J’ai toujours eu un faible pour le Nord. La Bretagne ne fait pas exception. Même si les côtes du Sud sont dites plus accueillantes, avec leurs plages de sable fin invitant à ne rien faire, et leurs eaux dites plus chaudes, je trouve sur les côtes Nord une rigueur et une invitation à laconcentration qui me conviennent tout à fait.
Ma Bretagne va de Cancale, la ville aux cent restaurants primés, au Faou, petite ville du fond de la rade de Brest où vivait mon aïeule Marie-Marguerite de Kernaïs, qui monta à Paris faire la bonne et souffler mon arrière grand-père à sa femme, le Faou, disais-je, où la mer se fond dans le continent en d’immenses vasières odorantes sur lesquelles le pont de pierre se pose en frontière entre le terrestre et le marin.
C’est en allant au Faou que j’ai pour la première fois ressenti ce phénomène étrange. Plus je m’avance vers vers l’Ouest, plus je jubile. Au premier panneau marqué Rennes, le sourire me vient, qui s’élargit jusqu’à la jubilation au fur et à mesure que je m’enfonce dans le granit, les herbes folles, les forêts mystiques et les eaux omniprésentes, douces ou salées, évidentes ou discrètes, mais accompagnantes comme un ange gardien. À Brest, je suis quasi épileptique, gonflé à bloc, comme un setter la truffe au vent sur une lande giboyeuse : je suis chez moi. Je ne suis pas breton, les bretons me le font assez remarquer, mais je sais qu’une partie de mon âme est d’ici.

Cette Bretagne, je la visite donc, depuis quelques temps, chaque année, une Bretagne à fois, comme à la petite cuillère. Cette année, je suis retourné sur la côte du Goëlo, qu’on peut situer comme la côte rocheuse qui va de Saint Brieuc à Paimpol jusqu’au Trieux, régulièrement envahi de marées comme au Ledano, dans les Côtes d’Armor, donc, un peu à droite du granit rose qui ne fait encore là que pointer son museau rugueux.
Comme la bernique moyenne, quand j’arrive sur mon lieu, je me colle sur mon rocher et je ne bouge plus que très peu. Et chaque année, le lieu est différent. Je ne réalise réellement qu’en partant où je m’étais collé. L’année dernière, en Finistère, c’était à Plouescat. Cette année, bien que basé à Plourivo, c’est à Loguivy de la mer que j’ai collé ma coque quasi chinoise.

D’abord, c’est le nord du nord des Côtes du Nord. Après, il n’y a que Bréhat, puis l’Angleterre. Ensuite, c’est un très joli petit port, où il n’y pas beaucoup de monde, Paimpol drainant la plaisance et Bréhat le tourisme. On y est peinard, entre trois goélands furieux, oui, ils en ont toujours l’air, c’est l’oeil bleu et fixe qui fait ça, et aussi cette petite tache rouge sur le bec, comme une trace de sang, brrr!… et trois carapaces, deux bulots et un vivier désaffecté.
Cette année, hasard du calendrier, nous l’avons vu à marée basse. Souvent. Et si le paysage est calme, plein, bleu, tranquille à la haute, à la basse, il sonne tout à fait autrement…

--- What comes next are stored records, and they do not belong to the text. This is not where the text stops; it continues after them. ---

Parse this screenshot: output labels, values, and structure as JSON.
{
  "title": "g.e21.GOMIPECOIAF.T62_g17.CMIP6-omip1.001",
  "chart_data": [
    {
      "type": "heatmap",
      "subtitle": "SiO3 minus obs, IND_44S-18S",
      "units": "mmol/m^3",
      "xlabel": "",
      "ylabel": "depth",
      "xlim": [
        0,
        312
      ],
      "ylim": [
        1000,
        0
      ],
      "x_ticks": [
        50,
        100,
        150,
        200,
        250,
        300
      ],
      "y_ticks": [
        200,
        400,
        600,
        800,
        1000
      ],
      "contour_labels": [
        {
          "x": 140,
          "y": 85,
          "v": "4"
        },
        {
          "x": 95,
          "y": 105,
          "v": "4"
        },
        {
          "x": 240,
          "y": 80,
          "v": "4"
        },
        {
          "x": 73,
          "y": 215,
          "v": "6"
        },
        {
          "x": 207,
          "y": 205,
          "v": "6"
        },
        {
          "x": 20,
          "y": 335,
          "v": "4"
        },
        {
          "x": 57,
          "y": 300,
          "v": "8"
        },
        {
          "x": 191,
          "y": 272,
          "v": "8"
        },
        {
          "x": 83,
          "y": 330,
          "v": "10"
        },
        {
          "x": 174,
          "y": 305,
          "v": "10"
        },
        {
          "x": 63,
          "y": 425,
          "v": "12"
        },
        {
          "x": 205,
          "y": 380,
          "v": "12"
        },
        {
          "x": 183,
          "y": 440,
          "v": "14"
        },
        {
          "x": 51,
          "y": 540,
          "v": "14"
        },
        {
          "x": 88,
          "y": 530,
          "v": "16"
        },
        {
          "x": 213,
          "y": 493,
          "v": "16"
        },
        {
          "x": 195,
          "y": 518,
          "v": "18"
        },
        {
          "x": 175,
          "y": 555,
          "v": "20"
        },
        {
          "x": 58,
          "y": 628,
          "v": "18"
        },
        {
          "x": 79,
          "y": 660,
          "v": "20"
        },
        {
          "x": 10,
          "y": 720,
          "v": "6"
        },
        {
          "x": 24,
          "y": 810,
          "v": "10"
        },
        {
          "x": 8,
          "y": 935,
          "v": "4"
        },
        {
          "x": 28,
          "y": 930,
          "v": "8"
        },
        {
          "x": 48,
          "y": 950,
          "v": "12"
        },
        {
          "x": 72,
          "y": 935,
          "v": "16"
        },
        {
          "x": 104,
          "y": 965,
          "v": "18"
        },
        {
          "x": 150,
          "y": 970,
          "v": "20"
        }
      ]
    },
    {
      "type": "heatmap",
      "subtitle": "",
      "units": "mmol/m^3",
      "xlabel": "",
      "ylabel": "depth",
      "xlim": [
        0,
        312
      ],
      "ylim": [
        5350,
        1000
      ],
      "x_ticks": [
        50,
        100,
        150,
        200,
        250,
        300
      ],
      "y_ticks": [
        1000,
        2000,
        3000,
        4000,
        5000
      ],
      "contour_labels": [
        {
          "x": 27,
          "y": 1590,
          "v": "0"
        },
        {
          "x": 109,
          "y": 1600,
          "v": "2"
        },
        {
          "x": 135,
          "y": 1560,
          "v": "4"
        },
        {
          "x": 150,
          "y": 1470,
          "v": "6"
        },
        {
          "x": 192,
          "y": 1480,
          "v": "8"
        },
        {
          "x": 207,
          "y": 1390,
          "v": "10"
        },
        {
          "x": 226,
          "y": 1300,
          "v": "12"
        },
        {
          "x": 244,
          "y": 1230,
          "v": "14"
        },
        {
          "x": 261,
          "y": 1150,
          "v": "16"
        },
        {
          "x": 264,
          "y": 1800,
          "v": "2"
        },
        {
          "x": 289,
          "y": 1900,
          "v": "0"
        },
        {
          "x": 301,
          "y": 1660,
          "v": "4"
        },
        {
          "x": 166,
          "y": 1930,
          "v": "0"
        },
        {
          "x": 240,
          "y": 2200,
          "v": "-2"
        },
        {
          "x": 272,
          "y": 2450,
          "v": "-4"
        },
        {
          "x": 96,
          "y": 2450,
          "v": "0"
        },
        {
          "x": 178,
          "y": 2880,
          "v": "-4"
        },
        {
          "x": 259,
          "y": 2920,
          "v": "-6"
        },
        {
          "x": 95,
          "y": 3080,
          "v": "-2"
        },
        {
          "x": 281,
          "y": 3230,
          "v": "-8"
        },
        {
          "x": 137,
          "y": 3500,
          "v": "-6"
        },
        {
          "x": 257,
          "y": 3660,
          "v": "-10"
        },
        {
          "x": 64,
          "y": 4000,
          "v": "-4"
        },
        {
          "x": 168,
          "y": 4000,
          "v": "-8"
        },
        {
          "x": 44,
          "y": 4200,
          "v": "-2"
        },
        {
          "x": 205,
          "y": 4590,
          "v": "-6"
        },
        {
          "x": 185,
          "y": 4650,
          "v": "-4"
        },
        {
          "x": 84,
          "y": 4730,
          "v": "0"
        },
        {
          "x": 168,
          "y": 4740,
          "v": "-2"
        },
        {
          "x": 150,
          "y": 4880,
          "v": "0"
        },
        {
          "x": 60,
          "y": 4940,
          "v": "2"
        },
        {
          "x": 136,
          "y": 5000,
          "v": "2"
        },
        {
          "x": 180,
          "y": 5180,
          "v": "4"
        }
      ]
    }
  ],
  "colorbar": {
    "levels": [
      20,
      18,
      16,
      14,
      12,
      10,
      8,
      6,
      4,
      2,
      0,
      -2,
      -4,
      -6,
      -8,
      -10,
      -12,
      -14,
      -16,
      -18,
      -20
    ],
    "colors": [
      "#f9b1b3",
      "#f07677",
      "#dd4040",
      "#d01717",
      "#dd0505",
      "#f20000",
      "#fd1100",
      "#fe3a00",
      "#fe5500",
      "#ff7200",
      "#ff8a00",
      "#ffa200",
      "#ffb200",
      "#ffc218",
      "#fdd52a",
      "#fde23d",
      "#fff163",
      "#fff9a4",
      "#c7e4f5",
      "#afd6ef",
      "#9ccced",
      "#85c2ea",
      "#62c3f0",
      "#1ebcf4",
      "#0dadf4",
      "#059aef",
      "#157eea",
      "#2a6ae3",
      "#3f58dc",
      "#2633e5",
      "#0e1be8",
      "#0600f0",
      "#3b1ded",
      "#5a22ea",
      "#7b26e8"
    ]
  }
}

Mais si à Loguivy, on se baigne, on fait du kayak, on tente la dorade près des viviers, le soir, retour par Paimpol, le port des pêcheurs d’Islande, dont les nombreux bistrots peuvent vous fournir la crêpe et le cidre réparateurs et la partie professionnelle des quais des modèles à « photos de calendrier des postes ».

Autre endroit que j’aime vraiment bien, c’est la grève du Ledano, une large partie plate, sur la rive droite du Trieux, la rivière du coin, donc, que la marée haute envahit plus ou moins, changeant à chaque fois le paysage, dont la gamme varie de coin vaseux envahi d’algues à baie angélique. Cette année, par chance, nous y étions par grandes marées, c’était donc plutôt baie angélique et romantisme ébouriffant (deux elfes par personne, korrigan pour les enfants…).

Voilà… Le retour est difficile. On met ses images dans un petit coin de soi, on serre les dents, on grommelle « Allez, moussaillon, il faut y aller maintenant!, et cap à l’est, vers la poussière, la rouille, la crasse et la surpopulation. On s’accrochera à la barre coûte que coûte en serrant les dents en attendant de revenir au port, le vrai, celui de coeur. Et ça tombe bien : cette année, je n’attends pas longtemps, j’y retourne à la fin du mois! Faut absolument que j’apprenne à manier une voile! Et ça risque d’être une vraie aventure!